It doesn't matter what type of file it is, text/binary only affects how it's opened. If you open a file in binary mode, you will read the data exactly as appears in its external representation. On the other hand, if you open a file in text mode, you will read data that has been broken up into lines by the C implementation, with each line (or at least what the implementation considers a line) terminated by the '\n' character.
You have your mode string wrong. "r+b" means ``open a binary file for reading AND writing'' and "w+b" means ``create a binary file (or truncate to zero length if it exists) for reading AND writing''. You want "rb" and "wb", which will open two streams in reading and writing mode, respectively.

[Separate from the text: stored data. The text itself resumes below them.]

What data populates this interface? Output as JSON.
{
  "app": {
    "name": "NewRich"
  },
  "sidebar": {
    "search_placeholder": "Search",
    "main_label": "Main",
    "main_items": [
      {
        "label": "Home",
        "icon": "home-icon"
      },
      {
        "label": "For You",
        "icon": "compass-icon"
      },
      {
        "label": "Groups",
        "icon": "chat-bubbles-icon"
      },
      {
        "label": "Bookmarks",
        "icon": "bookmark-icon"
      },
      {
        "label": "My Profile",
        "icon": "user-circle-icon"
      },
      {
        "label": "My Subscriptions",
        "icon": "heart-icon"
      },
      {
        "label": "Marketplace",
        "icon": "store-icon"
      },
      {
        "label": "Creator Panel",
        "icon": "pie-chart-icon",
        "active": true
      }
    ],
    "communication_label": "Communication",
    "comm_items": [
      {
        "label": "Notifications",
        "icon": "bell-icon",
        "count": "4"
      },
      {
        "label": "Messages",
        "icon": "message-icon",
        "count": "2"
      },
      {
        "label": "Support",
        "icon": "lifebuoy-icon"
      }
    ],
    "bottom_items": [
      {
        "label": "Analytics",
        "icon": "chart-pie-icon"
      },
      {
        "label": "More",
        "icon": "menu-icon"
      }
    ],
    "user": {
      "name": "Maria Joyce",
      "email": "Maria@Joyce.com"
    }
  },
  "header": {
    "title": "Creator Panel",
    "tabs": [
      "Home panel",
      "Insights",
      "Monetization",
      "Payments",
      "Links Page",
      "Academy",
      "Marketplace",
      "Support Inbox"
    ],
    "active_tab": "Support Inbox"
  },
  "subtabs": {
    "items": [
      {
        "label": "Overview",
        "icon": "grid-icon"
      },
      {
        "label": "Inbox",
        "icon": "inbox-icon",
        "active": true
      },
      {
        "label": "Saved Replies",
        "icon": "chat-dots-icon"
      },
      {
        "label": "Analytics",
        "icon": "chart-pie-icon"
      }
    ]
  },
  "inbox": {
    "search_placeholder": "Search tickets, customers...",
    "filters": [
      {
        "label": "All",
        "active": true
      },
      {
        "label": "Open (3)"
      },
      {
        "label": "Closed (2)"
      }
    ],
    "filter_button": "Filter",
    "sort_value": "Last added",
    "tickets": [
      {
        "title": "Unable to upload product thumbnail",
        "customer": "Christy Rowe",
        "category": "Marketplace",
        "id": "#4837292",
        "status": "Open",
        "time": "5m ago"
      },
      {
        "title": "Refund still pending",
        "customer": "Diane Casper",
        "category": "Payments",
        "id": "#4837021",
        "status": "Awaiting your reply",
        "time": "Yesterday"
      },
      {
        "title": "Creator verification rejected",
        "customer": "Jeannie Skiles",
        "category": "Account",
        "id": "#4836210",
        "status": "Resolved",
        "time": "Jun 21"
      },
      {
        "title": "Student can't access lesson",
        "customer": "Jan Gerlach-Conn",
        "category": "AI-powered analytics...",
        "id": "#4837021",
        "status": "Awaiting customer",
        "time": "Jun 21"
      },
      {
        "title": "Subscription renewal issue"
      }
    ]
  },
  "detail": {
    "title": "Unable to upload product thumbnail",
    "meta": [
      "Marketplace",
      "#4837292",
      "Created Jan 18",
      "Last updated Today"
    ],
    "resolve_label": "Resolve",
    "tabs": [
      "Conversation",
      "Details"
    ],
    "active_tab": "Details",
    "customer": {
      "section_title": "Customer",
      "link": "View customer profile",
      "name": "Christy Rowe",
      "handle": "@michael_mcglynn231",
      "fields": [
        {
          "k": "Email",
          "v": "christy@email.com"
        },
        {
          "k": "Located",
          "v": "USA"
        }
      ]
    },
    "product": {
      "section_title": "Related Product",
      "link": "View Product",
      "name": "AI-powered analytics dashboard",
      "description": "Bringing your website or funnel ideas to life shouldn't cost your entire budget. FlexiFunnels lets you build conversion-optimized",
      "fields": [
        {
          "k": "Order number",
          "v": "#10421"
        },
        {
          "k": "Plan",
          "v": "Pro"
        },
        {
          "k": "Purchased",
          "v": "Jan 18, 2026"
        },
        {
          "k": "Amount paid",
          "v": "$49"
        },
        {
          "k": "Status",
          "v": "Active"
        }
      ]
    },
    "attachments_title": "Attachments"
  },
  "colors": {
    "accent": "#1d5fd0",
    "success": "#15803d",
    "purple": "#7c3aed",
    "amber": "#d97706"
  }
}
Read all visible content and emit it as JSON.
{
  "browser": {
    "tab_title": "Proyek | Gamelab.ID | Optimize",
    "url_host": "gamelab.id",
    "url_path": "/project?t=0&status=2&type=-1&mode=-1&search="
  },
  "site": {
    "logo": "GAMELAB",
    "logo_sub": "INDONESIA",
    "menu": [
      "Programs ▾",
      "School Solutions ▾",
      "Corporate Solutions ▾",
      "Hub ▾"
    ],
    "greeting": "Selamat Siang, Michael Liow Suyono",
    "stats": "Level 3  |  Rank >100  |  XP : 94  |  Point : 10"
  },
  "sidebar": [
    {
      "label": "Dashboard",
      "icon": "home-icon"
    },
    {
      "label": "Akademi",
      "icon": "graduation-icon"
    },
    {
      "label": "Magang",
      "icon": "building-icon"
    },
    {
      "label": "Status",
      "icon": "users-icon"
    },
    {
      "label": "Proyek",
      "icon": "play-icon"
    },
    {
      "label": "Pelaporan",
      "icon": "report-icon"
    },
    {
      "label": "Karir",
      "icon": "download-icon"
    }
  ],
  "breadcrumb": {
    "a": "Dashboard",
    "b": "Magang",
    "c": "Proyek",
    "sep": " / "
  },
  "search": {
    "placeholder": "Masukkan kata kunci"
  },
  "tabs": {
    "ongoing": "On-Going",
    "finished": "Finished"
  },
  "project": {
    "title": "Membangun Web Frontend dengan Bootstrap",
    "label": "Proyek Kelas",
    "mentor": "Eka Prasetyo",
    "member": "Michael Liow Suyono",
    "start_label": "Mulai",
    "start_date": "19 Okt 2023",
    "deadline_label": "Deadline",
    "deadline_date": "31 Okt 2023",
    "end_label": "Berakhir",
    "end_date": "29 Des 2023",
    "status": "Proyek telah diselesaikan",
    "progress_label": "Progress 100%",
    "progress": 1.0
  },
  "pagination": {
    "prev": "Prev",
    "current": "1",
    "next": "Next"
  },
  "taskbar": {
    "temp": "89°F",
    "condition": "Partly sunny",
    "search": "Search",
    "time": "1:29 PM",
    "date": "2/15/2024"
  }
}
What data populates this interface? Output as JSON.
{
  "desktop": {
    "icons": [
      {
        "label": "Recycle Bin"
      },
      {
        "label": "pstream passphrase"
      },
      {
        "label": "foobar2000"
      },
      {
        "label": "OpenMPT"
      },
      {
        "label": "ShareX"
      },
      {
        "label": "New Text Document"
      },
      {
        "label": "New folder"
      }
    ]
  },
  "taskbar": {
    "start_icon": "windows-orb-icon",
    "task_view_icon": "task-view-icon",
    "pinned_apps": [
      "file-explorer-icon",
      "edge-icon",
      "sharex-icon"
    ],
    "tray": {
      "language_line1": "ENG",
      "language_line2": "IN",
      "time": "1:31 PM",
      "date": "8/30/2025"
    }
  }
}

Your calls to fclose are incorrect in both of these branches:
- if(fp==NULL) ...
- if(sp==NULL) ...
Since a null pointer is passed to fclose in both cases. Furthermore, you don't exit the program in any of these branches, so you'll be passing null pointers to fgetc, fputc, and fclose as well. Here's what you could do instead:
- Make the first call to fopen.
- If it returns a null pointer, emit an error (preferably on stderr), then exit (preferably with the status EXIT_FAILURE).
- Make the second call to fopen.
- If it returns a null pointer, call fclose with the value returned by the first
call to fopen, emit an error, then exit.
The type used for 'ch' may not be large enough to store the value returned by fgetc (if char is unsigned or EOF is less than CHAR_MIN). If it's signed and EOF is within the range of char, you may still have problems reading data that gets the same value as EOF, due to the type conversion. In any case, you should store it in an int when checking for EOF.
Aside from those errors, there isn't much else wrong with it. It can be helpful to check the return value of fclose, particularly on writes, and emit a message if any errors happened to occur.